Saturday, April 4, 2009

Do you need anything? Are you okay?

I've become a blogaholic. It's true. I spend more time perusing blogs than I have reaching out to my neighbors. Why is that? Is it because I can do it when it's convenient to me? Because I can backspace if something I say seems corny or not exactly eloquent? While multi-tasking the other evening (shoveling down a quick dinner and catching up with the news) I ran across this article. The most important statement I took away was this,

"We've lost the community," said the Rev. Neil Flowers, who plans to talk about Merchant on Sunday at Beulah United Methodist Church, a few miles from where Merchant died. "We do our own thing. We lead busy lives. We go and go and go ... and stay within our comfort zone."

This elderly woman was dead for 18 months in her home and no one even remembered to check on her. I'm certainly not chastizing them for this. It is true. We seem to be living busier lives. Something that has been mindboggling to me for quite a while. Why is it that with the speed and convenience of technology we have available to us today we seem more busy and less capable of being neighborly? Are we so inept at cultivating friendships that we would rather stay tucked beneath the shells of our interior worlds?

Take for instance my next door neighbors. They had been in their home for just about 4 months when a firetruck arrived at their house. The first thing I did was call my mom. She's my other neighbor. Neither of us went over to check on them because we were too concerned to violate their space. We weren't sure if we'd be considered nosy neighbors if we ran to their house. So we waited. My mom finally went over and found that the mom had cut her hand and everything was under control. It was after that incident that we all exchanged numbers just in case.

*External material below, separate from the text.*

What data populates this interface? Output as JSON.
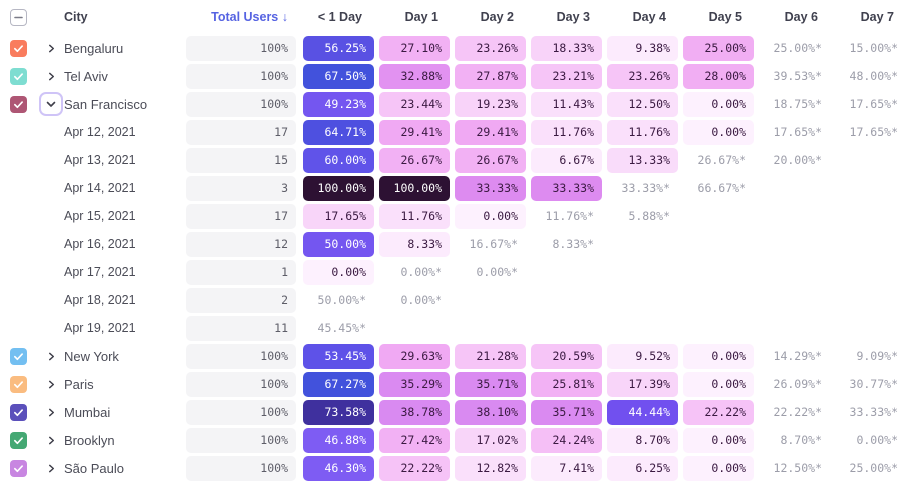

The firetruck appeared again in the wee hours of the night and this time my husband was home as well. The strobing lights of the firetruck woke him up but again, he counted cars, they were all home and there was no smoke. He thought we should leave them alone. ??? This isn't the way things used to be in a not so distance past. Neighbors reached out to one another. People worried about each other. But we chose to stay within the comfort of our own home and not get involved.

I guess what is so interesting to me is that if you come to the cyber world it seems as if people DO care about one another. In many cases folks they have never met and probably never will. They pour their hearts out to each other and seem to bare their souls. I have no doubt that many of the bloggers out there are genuine. And we reach out. We feel safe. Because we are not exposed in whole but reveal only what we want people to know about us.

I wouldn't give up the people I've met here but I do wonder how on earth I can go back to cultivating the relationships around me so that I can be there for those to whom I could lend more than just a prayer and a kind word.

1 comment:

Just A Girl said...

You are so right! I love blogging because we can be "neighborly". It's so much harder to do in "real life". My "neighbors with skin on them" are all very different from me. It seems I've created my ideal neighborhood in my blog world. Perhaps we should get over ourselves and all go "Mrs. Kravitz" on everybody.